A number of academics and commentators congratulated the university for “a win for freedom of speech.”
Professor Stephen J Toope, the Vice-Chancellor of the university, said he welcomed the result.
“Rigorous debate is fundamental to the pursuit of academic excellence and the University of Cambridge will always be a place where freedom of speech is not only protected, but strongly encouraged,” he said in a statement.
Three Amendments
Firstly, the original statement said that the University expects its staff, students, and visitors to be “respectful” of the differing opinions and diverse identities of others.Ahmed’s amendment replaced the word “respectful” with “tolerant.”
Writing about the amendment, the Campaign for Cambridge Freedoms (CCF) said that the university has no right to demand academics to be respectful towards all beliefs and practices.
The second amendment, the CCF said, was to make it harder to force university societies to disinvite speakers whose remarks may be controversial.

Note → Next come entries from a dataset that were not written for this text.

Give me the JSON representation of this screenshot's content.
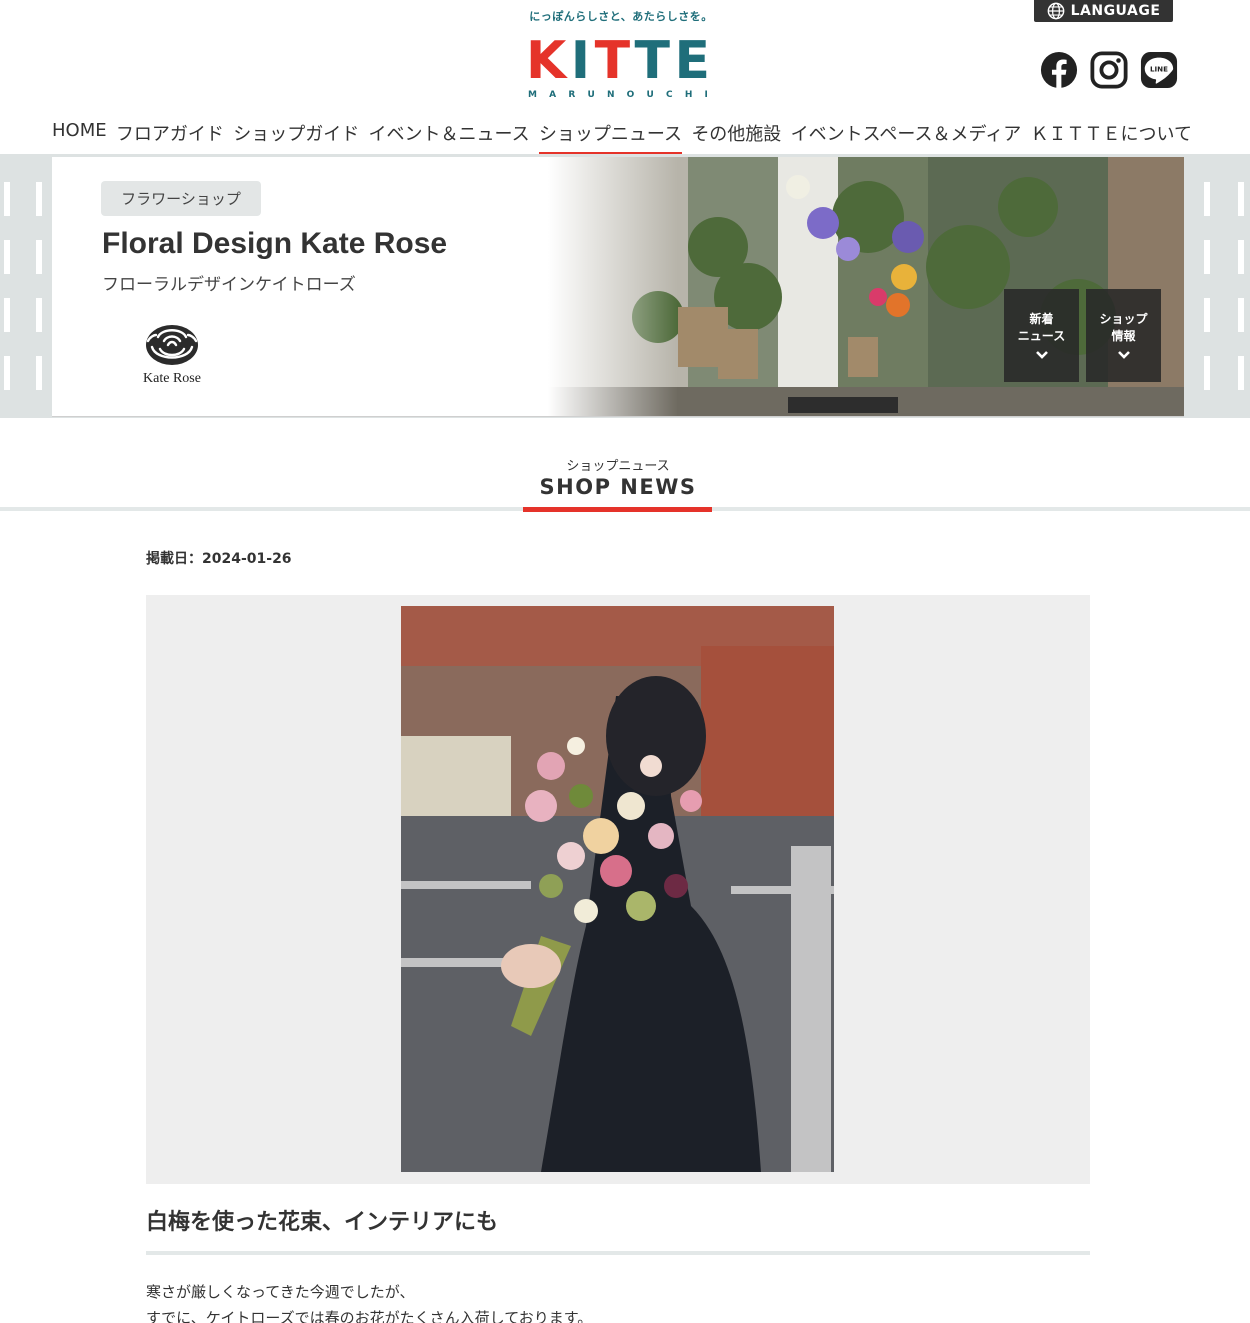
{
  "header": {
    "tagline": "にっぽんらしさと、あたらしさを。",
    "logo_letters": [
      "K",
      "I",
      "T",
      "T",
      "E"
    ],
    "logo_colors": [
      "#e5332a",
      "#1f6e7a",
      "#e5332a",
      "#1f6e7a",
      "#1f6e7a"
    ],
    "logo_sub_letters": [
      "M",
      "A",
      "R",
      "U",
      "N",
      "O",
      "U",
      "C",
      "H",
      "I"
    ],
    "language_label": "LANGUAGE",
    "social": {
      "facebook_icon": "facebook-icon",
      "instagram_icon": "instagram-icon",
      "line_icon": "line-icon",
      "line_text": "LINE"
    }
  },
  "nav": {
    "items": [
      {
        "label": "HOME"
      },
      {
        "label": "フロアガイド"
      },
      {
        "label": "ショップガイド"
      },
      {
        "label": "イベント＆ニュース"
      },
      {
        "label": "ショップニュース",
        "active": true
      },
      {
        "label": "その他施設"
      },
      {
        "label": "イベントスペース＆メディア"
      },
      {
        "label": "ＫＩＴＴＥについて"
      }
    ],
    "active_color": "#e5332a"
  },
  "shop": {
    "category": "フラワーショップ",
    "name": "Floral Design Kate Rose",
    "name_kana": "フローラルデザインケイトローズ",
    "logo_text": "Kate Rose",
    "jump_news_line1": "新着",
    "jump_news_line2": "ニュース",
    "jump_info_line1": "ショップ",
    "jump_info_line2": "情報"
  },
  "section": {
    "kana": "ショップニュース",
    "title": "SHOP NEWS"
  },
  "article": {
    "date_label": "掲載日：",
    "date": "2024-01-26",
    "title": "白梅を使った花束、インテリアにも",
    "body_lines": [
      "寒さが厳しくなってきた今週でしたが、",
      "すでに、ケイトローズでは春のお花がたくさん入荷しております。"
    ]
  }
}
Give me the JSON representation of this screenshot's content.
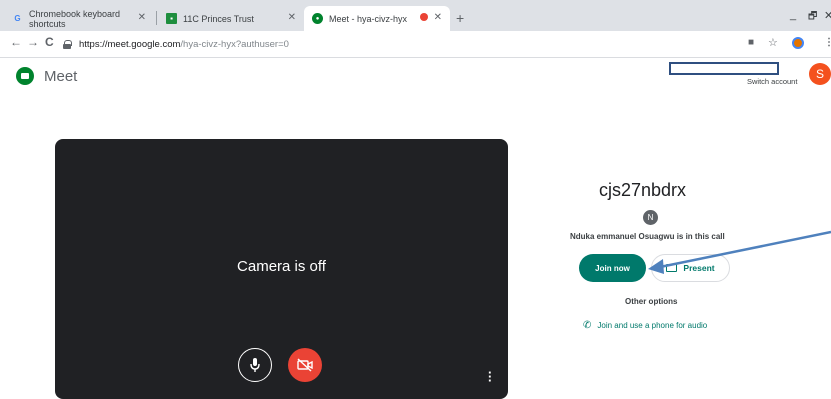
{
  "browser": {
    "tabs": [
      {
        "title": "Chromebook keyboard shortcuts",
        "favicon": "google-g-icon"
      },
      {
        "title": "11C Princes Trust",
        "favicon": "classroom-icon"
      },
      {
        "title": "Meet - hya-civz-hyx",
        "favicon": "meet-icon",
        "recording": true
      }
    ],
    "url_host": "https://meet.google.com",
    "url_path": "/hya-civz-hyx?authuser=0"
  },
  "meet": {
    "app_name": "Meet",
    "switch_account": "Switch account",
    "avatar_initial": "S"
  },
  "preview": {
    "camera_status": "Camera is off"
  },
  "join_panel": {
    "meeting_code": "cjs27nbdrx",
    "participant_initial": "N",
    "in_call_text": "Nduka emmanuel Osuagwu is in this call",
    "join_label": "Join now",
    "present_label": "Present",
    "other_options": "Other options",
    "phone_label": "Join and use a phone for audio"
  },
  "colors": {
    "accent": "#00796b",
    "preview_bg": "#202124",
    "cam_off_red": "#ea4335",
    "arrow": "#4f81bd"
  }
}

The amendment to this section added clarity to the limited reasons a speaker can be cancelled.
“Any speaker who has been invited to speak at a meeting or other event, on University premises or at the Student Union, must not be stopped from doing so unless: they are likely to express unlawful speech, or their attendance would lead the host organisation to breach other legal obligations, and no reasonably practicable steps can be taken to reduce these risks,” the amendment reads.
The third amendment replaced a vague and broad range of grounds on which the university can refuse or impose conditions on a meeting or event with specific narrow exceptions.
The CCF said that it would restrict “the circumstances in which the university itself can ban speakers.”
Past De-Platforming Incidents
In October, Cambridge students demanded the university’s Clare College to fire Kevin Price, a porter at the university.Price, who was also a Labour councillor of Cambridge City Council, had resigned from the council and the Labour Party because he did not want to support a Liberal Democrat’s motion that “began with the words: ‘Trans women are women. Trans men are men. Non-binary individuals are non-binary.’”
“[It is] foolish to pretend that there are not widely differing views in the current debate or that many people, especially women, are concerned about the impact on women’s sex-based rights from changes both in legislation and within society and who fear, not only that those rights are under threat, but that they are unable to raise legitimate questions and concerns without a hostile response,” he added.
The former councillor also criticised the public information pack produced with the motion, which says it “should use its own communication channels to counter transphobic reporting in the national media.”
Price called the pack unbelievable.
“Coverage of government consultations, responses, and issues around potential legislation is not transphobic but the role of journalism,” he said.
In July, Historian David Starkey lost his honorary fellowship at the Fitzwilliam College of Cambridge University after he made a controversial comment on a podcast.
In March, 2019, Cambridge University’s Faculty of Divinity rescinded a visiting fellowship offer made to Canadian psychologist Dr. Jordan Peterson.
Peterson said the discussion of a visiting fellowship, which “would constitute an opportunity of clear mutual benefit,” started in Nov. 2018, when he visited the university and invited to speak to a full auditorium of students.